In December, I spent about 3 weeks visiting Stockholm, Sweden. It was my third time there, but it was the first time I really explored the city on my own.
I spent a fair amount of time studying abroad (a full academic year's worth of credit, to be precise), and have hit more art museums than I think I could recount. But, if I try to remember the highlights, I cannot remember a single photography museum in the mix anywhere. Maybe I missed out. Maybe I went to a handful that weren't memorable. Whatever the reason, photography museums just haven't seemed to stick to travel memories.

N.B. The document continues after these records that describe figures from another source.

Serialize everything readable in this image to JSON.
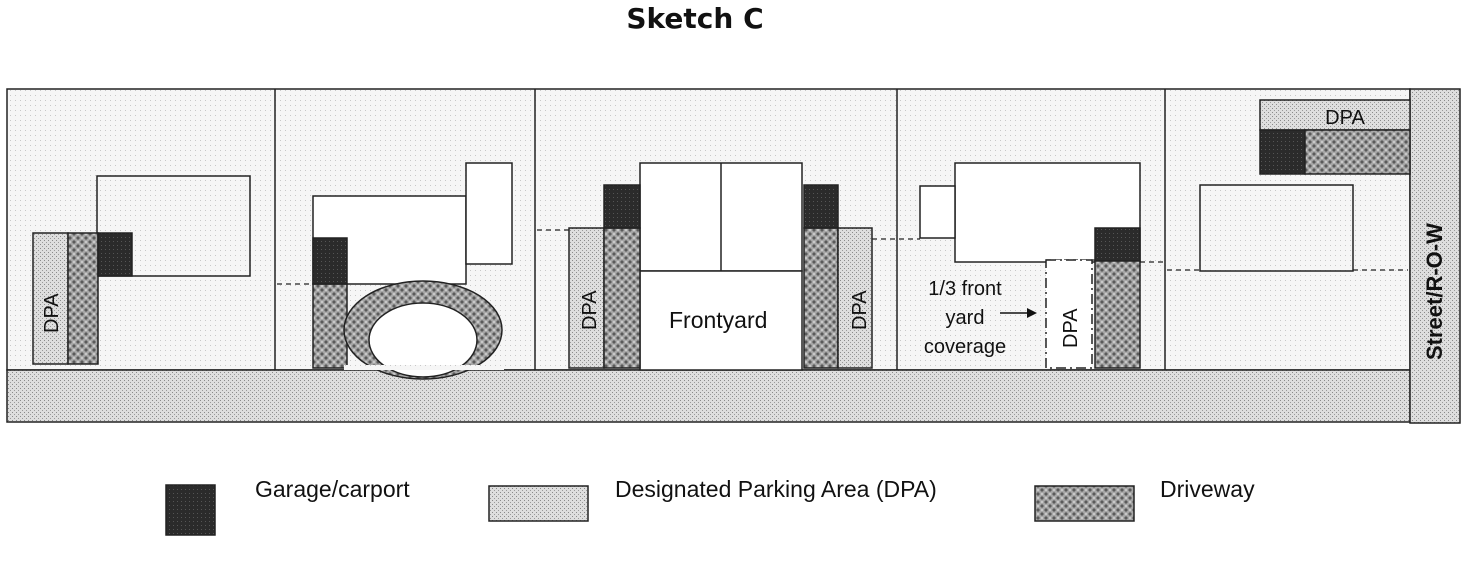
{
  "title": "Sketch C",
  "labels": {
    "dpa": "DPA",
    "frontyard": "Frontyard",
    "coverage_line1": "1/3 front",
    "coverage_line2": "yard",
    "coverage_line3": "coverage",
    "street": "Street/R-O-W"
  },
  "legend": [
    {
      "key": "garage",
      "label": "Garage/carport"
    },
    {
      "key": "dpa",
      "label": "Designated Parking Area (DPA)"
    },
    {
      "key": "driveway",
      "label": "Driveway"
    }
  ],
  "colors": {
    "garage": "#2e2e2e",
    "dpa": "#dcdcdc",
    "driveway": "#9a9a9a",
    "street": "#d6d6d6",
    "outline": "#222222"
  }
}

That is, they haven't until I spent a rainy Saturday morning at Fotografiska.
Fotografiska is an incredible museum for lots of reasons: it's location, it's exhibit quality, it's space, and it's café.
I started on the ground floor with an Elliott Erwitt exhibit that was, by far, my favorite of the lot. A ten minute documentary, "I Bark at Dogs", shed light on the artist's career, aesthetic, and sense of humor. I particularly loved the bit about his "friend", André S. Solidor. The friend, "ASS" for short, turns out to be his irreverent and hilarious alter-ego, whose work, goals, and views about Photoshop are as diametrically opposed to Erwitt's as possible. The "two" artists - and their works - share nothing other than a remarkable sense of humor.
But Fotografiska offers more than just solid exhibits in beautifully designed space; the bistro, which sits atop the museum, offers sweeping views of the city along the water. The decor is cozy and chic, the outlets aren't overly scarce, the lattes are hot, and the pastries are seriously decent. If I ever end up living here, I think I'll purchase a museum pass just for open access to this lovely café.
Finally, it's got one of the best gift shops I've seen in a while. I hate to even called the thing a "gift shop" because the moniker denotes some kind of last ditch effort to profit off patrons by selling them cheesy junk. The shop at Fotografiska is full of all kinds of neat finds, ranging from stunning coffee table books, to beautiful journals, to unusual but readable nonfiction books, and a wide assortment of unusual and clever "stocking stuffer" finds. I walked out with a surprisingly fun (though extremely nerdy) book called Is that a Fish in Your Ear?: The Amazing Adventure of Translation and am enjoying reading it right now.